中国旅行は中国と日本の絆の見直し

中国の人々や歴史を日本人との関係で捉えなおすよう心掛けた


 「淀みに浮かぶうたかたはかつ消えかつ結びて久しく留まることなし」
  今から5、6年前中国を通算2年をかけて旅行した。中国語でいう「旅游」である。

 日本のように圧倒的に単一民族が支配的である国に対して、中国の広大で且つ多くの少数民族を内に包含し、多少の矛盾はありながらも、国としての体勢を2000年間の長きに亘って続けてきたということは、それだけでも畏敬に値する。

 今回の旅は現実の姿に直接触れることにより、中国の良さと遅れた点を垣間見ることができたと同時に、日本との関係において改めて日本を見直すきっかけになったと思う。

 このブログはその時の記録である。これ以上無理解による反目が広がらないことを祈る。

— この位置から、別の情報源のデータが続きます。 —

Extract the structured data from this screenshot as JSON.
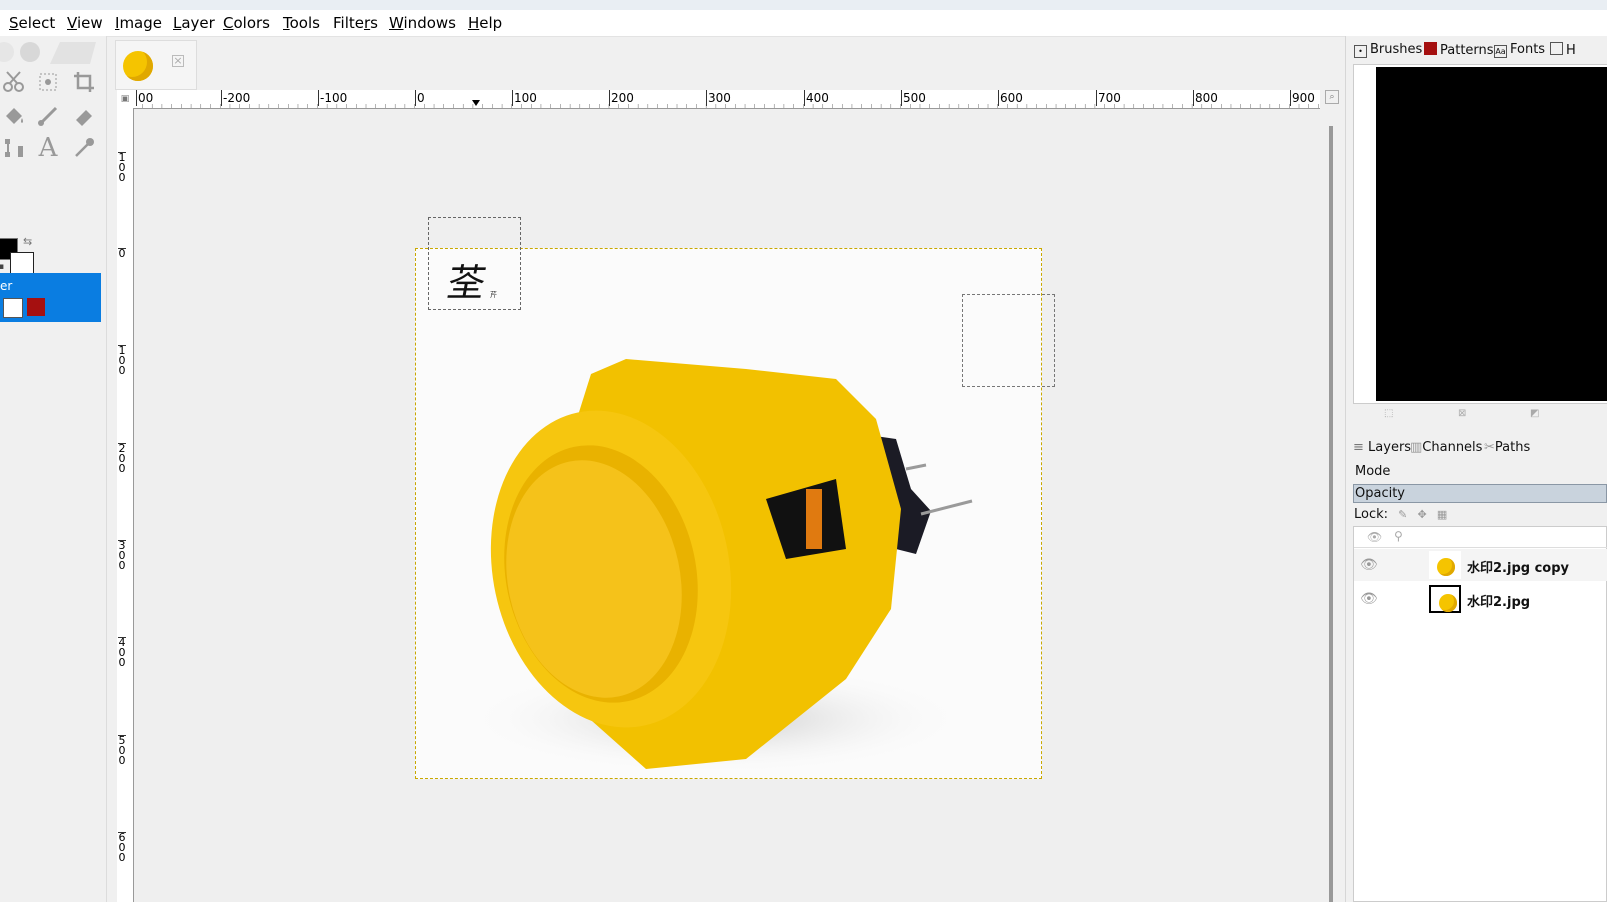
{
  "menubar": {
    "items": [
      {
        "label": "Select",
        "mnemonic": "S"
      },
      {
        "label": "View",
        "mnemonic": "V"
      },
      {
        "label": "Image",
        "mnemonic": "I"
      },
      {
        "label": "Layer",
        "mnemonic": "L"
      },
      {
        "label": "Colors",
        "mnemonic": "C"
      },
      {
        "label": "Tools",
        "mnemonic": "T"
      },
      {
        "label": "Filters",
        "mnemonic": "r"
      },
      {
        "label": "Windows",
        "mnemonic": "W"
      },
      {
        "label": "Help",
        "mnemonic": "H"
      }
    ]
  },
  "toolbox": {
    "tools": [
      "scissors-select-icon",
      "fuzzy-select-icon",
      "crop-icon",
      "bucket-fill-icon",
      "paintbrush-icon",
      "eraser-icon",
      "warp-transform-icon",
      "text-icon",
      "color-picker-icon"
    ],
    "text_tool_glyph": "A",
    "fg_color": "#000000",
    "bg_color": "#ffffff",
    "selected_row_label": "er"
  },
  "rulers": {
    "horizontal_labels": [
      "00",
      "-200",
      "-100",
      "0",
      "100",
      "200",
      "300",
      "400",
      "500",
      "600",
      "700",
      "800",
      "900"
    ],
    "vertical_labels": [
      "1\n0\n0",
      "0",
      "1\n0\n0",
      "2\n0\n0",
      "3\n0\n0",
      "4\n0\n0",
      "5\n0\n0",
      "6\n0\n0"
    ]
  },
  "canvas": {
    "watermark_glyph": "荃",
    "watermark_small": "芹"
  },
  "dock": {
    "top_tabs": [
      {
        "label": "Brushes",
        "icon": "brush-icon"
      },
      {
        "label": "Patterns",
        "icon": "pattern-icon"
      },
      {
        "label": "Fonts",
        "icon": "font-icon"
      },
      {
        "label": "H",
        "icon": "document-history-icon"
      }
    ],
    "layer_tabs": [
      {
        "label": "Layers"
      },
      {
        "label": "Channels"
      },
      {
        "label": "Paths"
      }
    ],
    "mode_label": "Mode",
    "opacity_label": "Opacity",
    "lock_label": "Lock:",
    "layers": [
      {
        "name": "水印2.jpg copy",
        "selected": false
      },
      {
        "name": "水印2.jpg",
        "selected": true
      }
    ]
  }
}
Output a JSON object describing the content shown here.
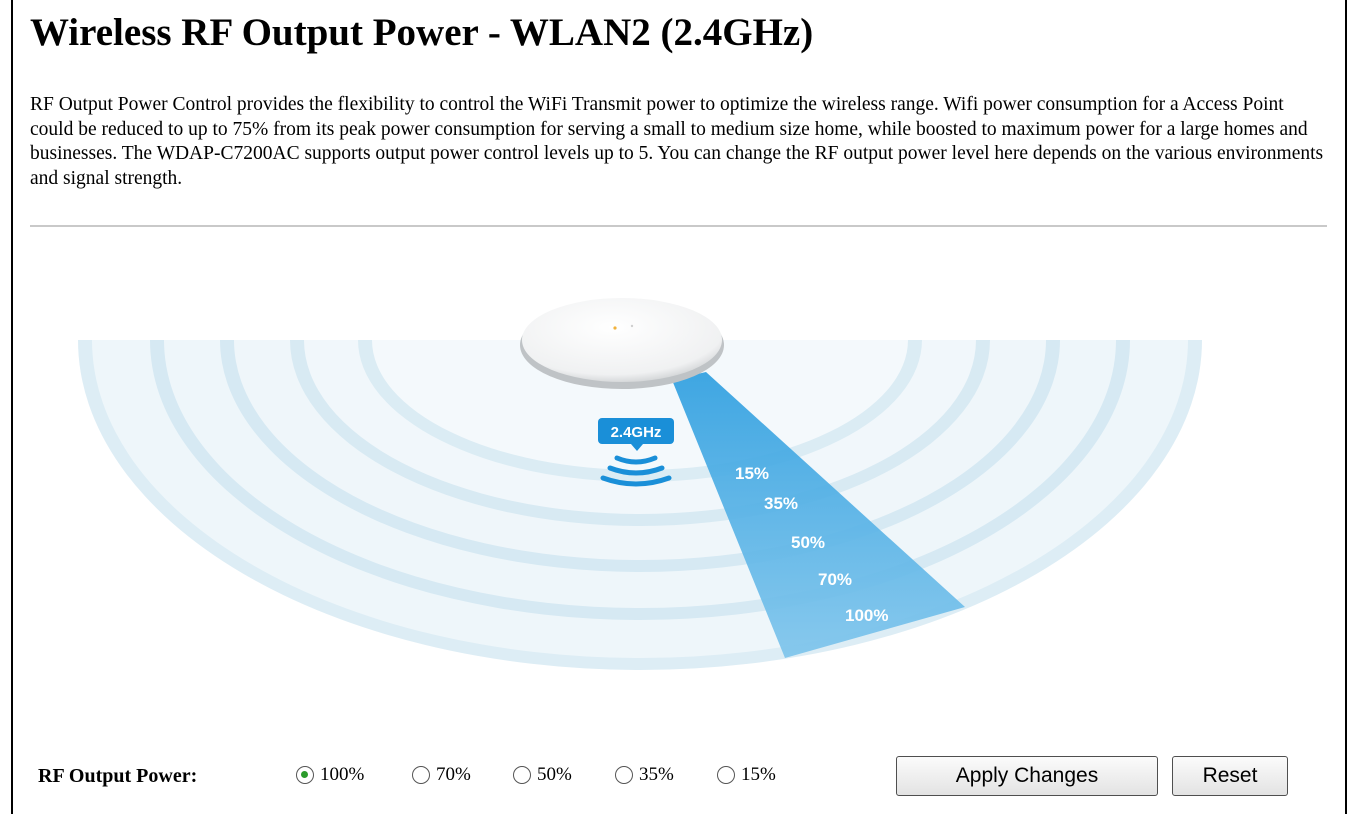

     目指すは「坊ちゃん」と「ドクトルマンボウ航海記」    (李 白扇)
 

 
 

儒教の名残り

 今日は荷物が届いた。段ボールはかなり痛んでいたし3個のうちのひとつの段ボールは中身が見えているようなものもあった。しかしだめもとで中古コンピュータを送ったが紛失せずに届いたし、それ以外にも紛失した物はなかった。中国もマナーの悪さでは過去ずいぶん言われてきたが、改善されているのだろうか。
 さてこれらの荷物を学生たちに手伝ってもらってホテルまで運び、帰りに道を覚えるつもりで、学校まで学生たちといっしょに帰った。バスに乗ったとき座席は一杯で空きがなかった。その時驚いたことに学生の一人が乗客に「この人は日本から来た大学の先生であるから席を譲ってください」と頼み、頼まれた相手も別にいや顔をせず素直に席を譲った。日本では考えられないことである。席を譲られるには少し抵抗があるが、ここで断れば相手も格好がつかないので、ありがとうと言い素直に従った。儒教の国だからなのか、大学の権威がそうさせるのか・・。 別にそうするのがいいということではないが、彼らは何ゆえにそういった行動をとるのか非常に興味がわくところである。日本と中国の現在の文化の違いを読み解く重要なキーポイントの一つだろう。